Toronto water has drug-resistant bacteria

Bacteria resistant to some antibiotics have been found in Toronto tap water, a University of Michigan scientist says.

The water remains safe to drink, he said, but the finding raises the possibility that disease-causing bacteria will pick up the resistance genes.

In the United States, researchers have found bacteria that have evolved to become resistant to some antibiotics in some municipal water supplies.

At his lab in Ann Arbor, Mich., microbiologist Prof. Chuanwu Xi showed a stack of petri dishes, some filled with yellow dots of bacteria that should have been killed off by antibiotics. The source of the bacteria was drinking water from several communities in Ohio and Michigan.

“In tap water in Toronto, there’s antibiotic-resistant bacteria,” Xi said, after testing water samples provided by CBC News.

The researchers don’t know what kinds of bacteria they’ve found, just that they can’t be killed by antibiotics.

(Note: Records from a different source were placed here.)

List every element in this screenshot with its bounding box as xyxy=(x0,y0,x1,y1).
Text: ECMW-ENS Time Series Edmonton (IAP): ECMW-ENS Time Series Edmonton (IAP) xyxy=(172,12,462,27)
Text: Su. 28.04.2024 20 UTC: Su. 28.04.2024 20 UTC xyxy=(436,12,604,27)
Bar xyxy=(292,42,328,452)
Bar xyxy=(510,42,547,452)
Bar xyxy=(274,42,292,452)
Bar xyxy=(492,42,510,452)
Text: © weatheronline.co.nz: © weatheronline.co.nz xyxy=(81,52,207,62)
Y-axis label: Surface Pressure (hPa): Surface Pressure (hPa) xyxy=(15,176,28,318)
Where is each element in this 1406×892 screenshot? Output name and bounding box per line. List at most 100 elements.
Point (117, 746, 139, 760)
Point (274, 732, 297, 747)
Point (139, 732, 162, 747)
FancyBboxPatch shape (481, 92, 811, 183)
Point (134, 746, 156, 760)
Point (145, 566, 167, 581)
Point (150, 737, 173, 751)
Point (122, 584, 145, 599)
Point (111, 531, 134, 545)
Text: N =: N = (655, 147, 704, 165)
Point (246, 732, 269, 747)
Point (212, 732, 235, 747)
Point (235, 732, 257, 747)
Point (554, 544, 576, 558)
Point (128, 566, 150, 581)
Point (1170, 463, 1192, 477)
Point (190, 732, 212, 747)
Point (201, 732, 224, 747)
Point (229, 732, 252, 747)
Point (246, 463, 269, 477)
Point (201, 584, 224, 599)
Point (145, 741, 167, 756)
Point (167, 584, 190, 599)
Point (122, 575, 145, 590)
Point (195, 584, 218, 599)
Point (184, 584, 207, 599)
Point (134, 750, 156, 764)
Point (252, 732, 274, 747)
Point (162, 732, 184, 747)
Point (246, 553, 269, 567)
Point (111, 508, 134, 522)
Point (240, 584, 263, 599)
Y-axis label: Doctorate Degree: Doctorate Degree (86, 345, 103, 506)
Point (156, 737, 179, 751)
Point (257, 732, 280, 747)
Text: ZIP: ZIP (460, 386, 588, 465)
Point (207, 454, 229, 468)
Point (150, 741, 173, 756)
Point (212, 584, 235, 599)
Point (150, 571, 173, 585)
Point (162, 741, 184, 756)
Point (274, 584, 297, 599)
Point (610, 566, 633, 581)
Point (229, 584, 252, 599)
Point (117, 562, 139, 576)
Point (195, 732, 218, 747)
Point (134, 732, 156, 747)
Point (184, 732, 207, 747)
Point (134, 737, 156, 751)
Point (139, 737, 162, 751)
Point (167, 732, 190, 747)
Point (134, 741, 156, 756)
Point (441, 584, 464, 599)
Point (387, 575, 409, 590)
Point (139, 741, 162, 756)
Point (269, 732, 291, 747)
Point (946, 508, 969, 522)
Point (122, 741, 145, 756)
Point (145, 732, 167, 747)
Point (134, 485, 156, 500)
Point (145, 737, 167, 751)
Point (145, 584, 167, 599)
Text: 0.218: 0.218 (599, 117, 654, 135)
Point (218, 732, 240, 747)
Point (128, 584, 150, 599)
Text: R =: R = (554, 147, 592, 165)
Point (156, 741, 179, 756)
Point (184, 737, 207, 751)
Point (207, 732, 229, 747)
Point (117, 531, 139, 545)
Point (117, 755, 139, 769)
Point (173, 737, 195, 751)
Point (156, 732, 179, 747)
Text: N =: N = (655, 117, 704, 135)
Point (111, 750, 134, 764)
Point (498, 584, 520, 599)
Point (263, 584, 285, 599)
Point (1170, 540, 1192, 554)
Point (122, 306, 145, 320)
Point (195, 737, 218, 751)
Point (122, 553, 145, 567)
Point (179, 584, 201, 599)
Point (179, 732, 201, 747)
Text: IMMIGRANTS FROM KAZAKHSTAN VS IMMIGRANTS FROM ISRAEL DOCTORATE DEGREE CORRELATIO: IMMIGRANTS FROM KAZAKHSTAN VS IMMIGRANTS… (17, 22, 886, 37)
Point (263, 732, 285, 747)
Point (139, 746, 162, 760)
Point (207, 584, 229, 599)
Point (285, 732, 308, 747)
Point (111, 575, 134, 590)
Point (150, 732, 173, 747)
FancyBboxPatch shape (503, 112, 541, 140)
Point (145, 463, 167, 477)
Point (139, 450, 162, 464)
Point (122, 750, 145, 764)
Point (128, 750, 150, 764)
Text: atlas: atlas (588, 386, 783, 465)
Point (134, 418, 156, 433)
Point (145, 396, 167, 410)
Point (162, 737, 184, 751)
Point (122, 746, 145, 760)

But most bacteria in the environment are not the kinds that cause human disease, so the water is safe to drink, the researchers said.

The real concern is the genetic pollution created by antibiotic-resistant genes circulating in the environment, and the risk that human pathogens will pick up those resistant genes, said Gerry Wright, a researcher at McMaster University in Hamilton.

Bacteria “have this remarkable ability to take up drug-resistance genes from their neighbours,” Wright said. “In some cases, they can collect dozens of drug-resistance genes and incorporate them into their genomes. It’s really quite astounding.”

Since overuse of antibiotics helps fuel drug-resistant bugs, public health officials continue to fear they may run out of options to treat human infections, he said.